Ne parliamo con Isaac Stone Fish, amministratore delegato e fondatore di Strategy Risks.

Come valuta la missione di Blinken?

Credo che le aspettative fossero da mantenere molto basse. Questo incontro significa per entrambi i partiti negli Stati Uniti che il governo americano è aperto al dialogo con la Cina. Tuttavia, segnala anche ai falchi l’intenzione di adottare una posizione più ferma e assertiva. C’era il timore che Blinken non riuscisse a ottenere un incontro con Xi Jinping, il che avrebbe rappresentato un notevole smacco, soprattutto alla luce del recente incontro di Xi con il ministro degli Esteri russo Sergej Lavrov. Il fatto che si siano incontrati è significativo, nonostante lo scambio di battute diplomatiche.

“La Russia avrebbe problemi a sostenere il suo assalto all’Ucraina senza il sostegno della Cina”, ha detto Blinken avvertendo Pechino che Washington è pronta ad agire se non vedrà un cambio di rotta.

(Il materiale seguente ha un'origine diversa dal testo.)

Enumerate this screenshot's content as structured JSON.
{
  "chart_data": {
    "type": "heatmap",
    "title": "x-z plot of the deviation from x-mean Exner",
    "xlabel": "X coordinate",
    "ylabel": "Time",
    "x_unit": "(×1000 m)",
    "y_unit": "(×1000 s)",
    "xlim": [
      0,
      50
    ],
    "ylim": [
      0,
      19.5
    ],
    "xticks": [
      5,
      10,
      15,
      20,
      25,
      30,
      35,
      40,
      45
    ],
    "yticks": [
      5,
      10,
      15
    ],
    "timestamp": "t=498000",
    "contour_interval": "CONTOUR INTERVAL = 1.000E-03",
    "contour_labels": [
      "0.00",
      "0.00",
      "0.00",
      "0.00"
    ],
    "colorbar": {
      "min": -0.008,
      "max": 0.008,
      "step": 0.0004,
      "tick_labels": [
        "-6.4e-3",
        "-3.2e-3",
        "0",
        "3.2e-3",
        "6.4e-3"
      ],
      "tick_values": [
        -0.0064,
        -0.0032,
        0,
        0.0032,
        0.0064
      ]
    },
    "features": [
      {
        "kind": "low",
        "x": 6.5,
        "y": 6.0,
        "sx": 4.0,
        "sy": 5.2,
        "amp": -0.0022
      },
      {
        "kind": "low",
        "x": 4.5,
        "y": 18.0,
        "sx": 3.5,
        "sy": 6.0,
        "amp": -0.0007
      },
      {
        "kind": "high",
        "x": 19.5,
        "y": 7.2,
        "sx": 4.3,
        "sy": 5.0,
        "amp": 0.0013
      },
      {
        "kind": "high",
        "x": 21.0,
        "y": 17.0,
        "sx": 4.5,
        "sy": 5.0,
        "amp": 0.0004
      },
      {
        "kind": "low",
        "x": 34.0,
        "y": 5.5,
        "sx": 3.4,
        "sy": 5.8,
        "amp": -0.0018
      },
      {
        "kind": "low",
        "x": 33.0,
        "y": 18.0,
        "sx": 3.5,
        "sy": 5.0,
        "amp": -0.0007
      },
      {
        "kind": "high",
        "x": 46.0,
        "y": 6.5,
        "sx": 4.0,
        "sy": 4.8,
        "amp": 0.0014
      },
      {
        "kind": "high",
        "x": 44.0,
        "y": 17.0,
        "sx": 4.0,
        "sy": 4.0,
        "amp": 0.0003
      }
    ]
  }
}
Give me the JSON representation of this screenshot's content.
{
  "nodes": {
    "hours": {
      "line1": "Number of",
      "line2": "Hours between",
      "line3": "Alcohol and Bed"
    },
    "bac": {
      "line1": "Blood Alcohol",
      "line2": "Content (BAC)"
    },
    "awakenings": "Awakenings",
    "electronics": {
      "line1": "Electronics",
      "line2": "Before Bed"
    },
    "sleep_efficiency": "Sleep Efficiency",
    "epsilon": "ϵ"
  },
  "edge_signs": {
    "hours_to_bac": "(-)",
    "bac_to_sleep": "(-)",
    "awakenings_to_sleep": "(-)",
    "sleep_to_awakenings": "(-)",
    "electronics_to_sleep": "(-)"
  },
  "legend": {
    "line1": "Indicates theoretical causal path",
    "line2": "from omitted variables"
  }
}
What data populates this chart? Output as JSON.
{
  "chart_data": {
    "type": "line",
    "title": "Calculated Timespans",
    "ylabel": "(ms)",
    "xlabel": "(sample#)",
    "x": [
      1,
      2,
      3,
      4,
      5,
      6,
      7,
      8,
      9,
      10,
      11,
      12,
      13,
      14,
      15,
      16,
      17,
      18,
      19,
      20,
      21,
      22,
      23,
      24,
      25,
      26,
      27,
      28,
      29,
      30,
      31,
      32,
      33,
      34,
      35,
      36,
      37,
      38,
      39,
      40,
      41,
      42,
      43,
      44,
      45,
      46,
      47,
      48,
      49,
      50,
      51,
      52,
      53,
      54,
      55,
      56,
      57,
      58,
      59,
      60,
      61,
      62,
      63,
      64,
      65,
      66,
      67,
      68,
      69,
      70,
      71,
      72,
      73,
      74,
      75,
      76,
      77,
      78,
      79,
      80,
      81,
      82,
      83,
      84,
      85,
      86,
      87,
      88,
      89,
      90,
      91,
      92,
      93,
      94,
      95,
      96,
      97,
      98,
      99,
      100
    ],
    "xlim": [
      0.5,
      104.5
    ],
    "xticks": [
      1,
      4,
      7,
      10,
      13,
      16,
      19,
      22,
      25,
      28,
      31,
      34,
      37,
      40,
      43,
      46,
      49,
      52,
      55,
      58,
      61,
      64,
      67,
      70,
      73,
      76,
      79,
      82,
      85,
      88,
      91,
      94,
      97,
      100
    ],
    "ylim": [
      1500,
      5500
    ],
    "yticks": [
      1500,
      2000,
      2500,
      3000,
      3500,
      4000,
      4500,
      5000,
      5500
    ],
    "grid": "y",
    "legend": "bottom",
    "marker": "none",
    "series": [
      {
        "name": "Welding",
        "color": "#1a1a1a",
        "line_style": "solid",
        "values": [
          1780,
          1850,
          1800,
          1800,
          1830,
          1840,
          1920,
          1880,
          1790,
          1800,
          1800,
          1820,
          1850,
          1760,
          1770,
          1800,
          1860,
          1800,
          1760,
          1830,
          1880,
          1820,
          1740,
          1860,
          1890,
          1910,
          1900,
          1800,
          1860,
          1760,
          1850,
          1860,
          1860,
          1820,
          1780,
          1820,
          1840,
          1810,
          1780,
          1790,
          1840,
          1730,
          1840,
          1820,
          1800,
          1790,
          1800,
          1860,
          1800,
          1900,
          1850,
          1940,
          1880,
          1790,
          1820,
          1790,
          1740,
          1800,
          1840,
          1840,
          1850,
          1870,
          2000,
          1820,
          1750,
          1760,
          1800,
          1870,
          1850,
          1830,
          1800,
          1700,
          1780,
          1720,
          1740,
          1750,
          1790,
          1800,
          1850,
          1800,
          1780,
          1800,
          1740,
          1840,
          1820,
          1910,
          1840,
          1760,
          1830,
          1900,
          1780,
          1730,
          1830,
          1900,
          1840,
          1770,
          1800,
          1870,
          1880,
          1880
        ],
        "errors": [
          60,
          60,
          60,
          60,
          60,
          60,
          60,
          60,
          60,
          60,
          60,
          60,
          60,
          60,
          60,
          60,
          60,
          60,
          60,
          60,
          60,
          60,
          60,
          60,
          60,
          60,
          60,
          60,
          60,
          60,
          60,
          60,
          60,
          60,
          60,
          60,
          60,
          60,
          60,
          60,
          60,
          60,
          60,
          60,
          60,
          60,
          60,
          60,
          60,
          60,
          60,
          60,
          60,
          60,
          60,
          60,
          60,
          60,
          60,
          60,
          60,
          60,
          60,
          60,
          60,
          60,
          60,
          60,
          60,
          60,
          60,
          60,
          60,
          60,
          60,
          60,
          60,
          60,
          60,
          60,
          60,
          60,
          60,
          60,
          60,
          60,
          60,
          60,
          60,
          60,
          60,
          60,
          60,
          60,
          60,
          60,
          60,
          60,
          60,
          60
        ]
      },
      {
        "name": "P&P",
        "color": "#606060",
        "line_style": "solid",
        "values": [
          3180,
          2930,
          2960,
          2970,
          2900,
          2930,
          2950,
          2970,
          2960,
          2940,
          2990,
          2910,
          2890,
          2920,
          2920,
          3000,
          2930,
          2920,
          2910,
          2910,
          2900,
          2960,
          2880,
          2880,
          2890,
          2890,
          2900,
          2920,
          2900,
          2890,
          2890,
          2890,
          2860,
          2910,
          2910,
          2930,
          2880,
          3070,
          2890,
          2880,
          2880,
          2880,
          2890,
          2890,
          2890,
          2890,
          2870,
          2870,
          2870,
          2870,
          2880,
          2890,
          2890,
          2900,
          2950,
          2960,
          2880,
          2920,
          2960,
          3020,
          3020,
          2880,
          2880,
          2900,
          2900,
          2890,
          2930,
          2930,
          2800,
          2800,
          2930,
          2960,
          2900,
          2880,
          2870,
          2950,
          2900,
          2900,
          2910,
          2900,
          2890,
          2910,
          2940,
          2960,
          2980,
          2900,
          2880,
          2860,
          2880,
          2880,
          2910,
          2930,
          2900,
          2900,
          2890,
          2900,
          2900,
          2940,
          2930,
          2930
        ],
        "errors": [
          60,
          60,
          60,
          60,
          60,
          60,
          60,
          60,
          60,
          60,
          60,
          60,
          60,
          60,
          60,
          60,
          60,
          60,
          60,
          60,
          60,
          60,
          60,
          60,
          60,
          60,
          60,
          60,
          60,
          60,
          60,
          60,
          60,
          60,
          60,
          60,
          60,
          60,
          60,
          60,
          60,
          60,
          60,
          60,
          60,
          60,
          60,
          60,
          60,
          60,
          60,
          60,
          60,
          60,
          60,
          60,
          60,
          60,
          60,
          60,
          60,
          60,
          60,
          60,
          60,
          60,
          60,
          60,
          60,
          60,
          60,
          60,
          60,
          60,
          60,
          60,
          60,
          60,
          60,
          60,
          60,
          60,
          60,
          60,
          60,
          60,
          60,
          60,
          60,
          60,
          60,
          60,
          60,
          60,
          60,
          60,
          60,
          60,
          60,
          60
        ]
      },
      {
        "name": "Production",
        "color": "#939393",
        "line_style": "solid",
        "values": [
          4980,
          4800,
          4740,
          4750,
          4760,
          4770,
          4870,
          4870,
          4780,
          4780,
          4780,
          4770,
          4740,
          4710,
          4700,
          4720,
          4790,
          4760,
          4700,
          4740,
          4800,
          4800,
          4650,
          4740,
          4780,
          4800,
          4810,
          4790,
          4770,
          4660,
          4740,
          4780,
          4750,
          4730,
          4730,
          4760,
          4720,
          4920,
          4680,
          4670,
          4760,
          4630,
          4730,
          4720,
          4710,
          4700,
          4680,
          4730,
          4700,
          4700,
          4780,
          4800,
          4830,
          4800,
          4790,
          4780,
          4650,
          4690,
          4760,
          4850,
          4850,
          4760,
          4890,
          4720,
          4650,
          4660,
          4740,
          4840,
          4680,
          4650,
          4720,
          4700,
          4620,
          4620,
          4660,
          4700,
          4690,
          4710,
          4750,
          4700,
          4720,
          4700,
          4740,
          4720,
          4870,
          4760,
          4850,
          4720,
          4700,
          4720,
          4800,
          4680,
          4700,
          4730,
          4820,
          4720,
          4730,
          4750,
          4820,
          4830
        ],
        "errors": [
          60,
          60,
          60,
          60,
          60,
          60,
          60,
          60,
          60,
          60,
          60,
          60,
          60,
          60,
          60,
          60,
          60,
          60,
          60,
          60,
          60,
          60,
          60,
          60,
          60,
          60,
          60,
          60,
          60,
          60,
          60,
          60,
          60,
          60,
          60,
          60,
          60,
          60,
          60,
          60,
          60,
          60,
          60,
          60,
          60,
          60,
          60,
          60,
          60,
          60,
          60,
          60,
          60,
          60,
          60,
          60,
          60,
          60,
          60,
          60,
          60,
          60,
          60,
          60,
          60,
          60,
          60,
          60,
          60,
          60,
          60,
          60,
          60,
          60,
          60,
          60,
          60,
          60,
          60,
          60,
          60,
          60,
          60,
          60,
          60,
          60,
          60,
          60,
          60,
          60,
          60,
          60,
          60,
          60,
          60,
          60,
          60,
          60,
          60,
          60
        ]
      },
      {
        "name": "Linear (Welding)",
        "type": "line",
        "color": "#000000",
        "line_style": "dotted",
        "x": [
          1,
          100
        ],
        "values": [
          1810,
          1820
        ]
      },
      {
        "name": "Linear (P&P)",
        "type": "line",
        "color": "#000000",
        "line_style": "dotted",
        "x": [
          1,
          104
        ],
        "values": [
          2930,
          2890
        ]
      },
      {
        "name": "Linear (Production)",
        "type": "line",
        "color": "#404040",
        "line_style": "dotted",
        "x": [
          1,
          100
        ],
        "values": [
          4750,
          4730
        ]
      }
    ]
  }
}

Gli Stati Uniti hanno commesso un errore retorico nel tracciare una linea rossa riguardo al sostegno militare della Cina alla Russia, sostegno che è di lunga data e ben documentato. L’insistenza del governo statunitense nel negare o minimizzare questa realtà è poco saggia. Le osservazioni di Blinken su questo tema hanno solo esacerbato la situazione. Gli Stati Uniti insistono sul fatto che se la Cina offrisse un sostegno militare alla Russia, si supererebbe il limite. Ma finora non c’è stata alcuna risposta sostanziale da parte degli Stati Uniti davanti al sostegno cinese alla Russia. Questa incoerenza è un errore clamoroso nella politica estera statunitense. Gli Stati Uniti devono astenersi dal fare tali affermazioni o passare ad azioni decisive per sostenerle.

Perché questa esitazione?

Le divergenze interne sul livello di determinazione giocano un ruolo significativo. Inoltre, manca il consenso sulle modalità di approccio a Pechino. Il Tesoro deve affrontare le pressioni delle grandi imprese che sostengono la necessità di dare priorità al commercio rispetto alla sicurezza nazionale. Inoltre, alcuni progressisti diffidano di qualsiasi allineamento con le posizioni repubblicane.

Come valuta i toni utilizzati da Pechino nella copertura di questa visita? Concilianti?

Non definirei Pechino conciliante. Rimane esplicita e assertiva, in particolare per quanto riguarda le relazioni con Taiwan e gli Stati Uniti. Pechino vuole avere rapporti commerciali con gli Stati Uniti, ma cerca il rispetto delle proprie condizioni e richieste, soprattutto da parte della comunità imprenditoriale. Vuole che le aziende americane investano in Cina secondo le loro regole, non come gesto di buona volontà. Questo comportamento è tipico del loro approccio e delle loro operazioni, e non è conciliante.

A proposito di Taiwan. Un’invasione cinese è inevitabile?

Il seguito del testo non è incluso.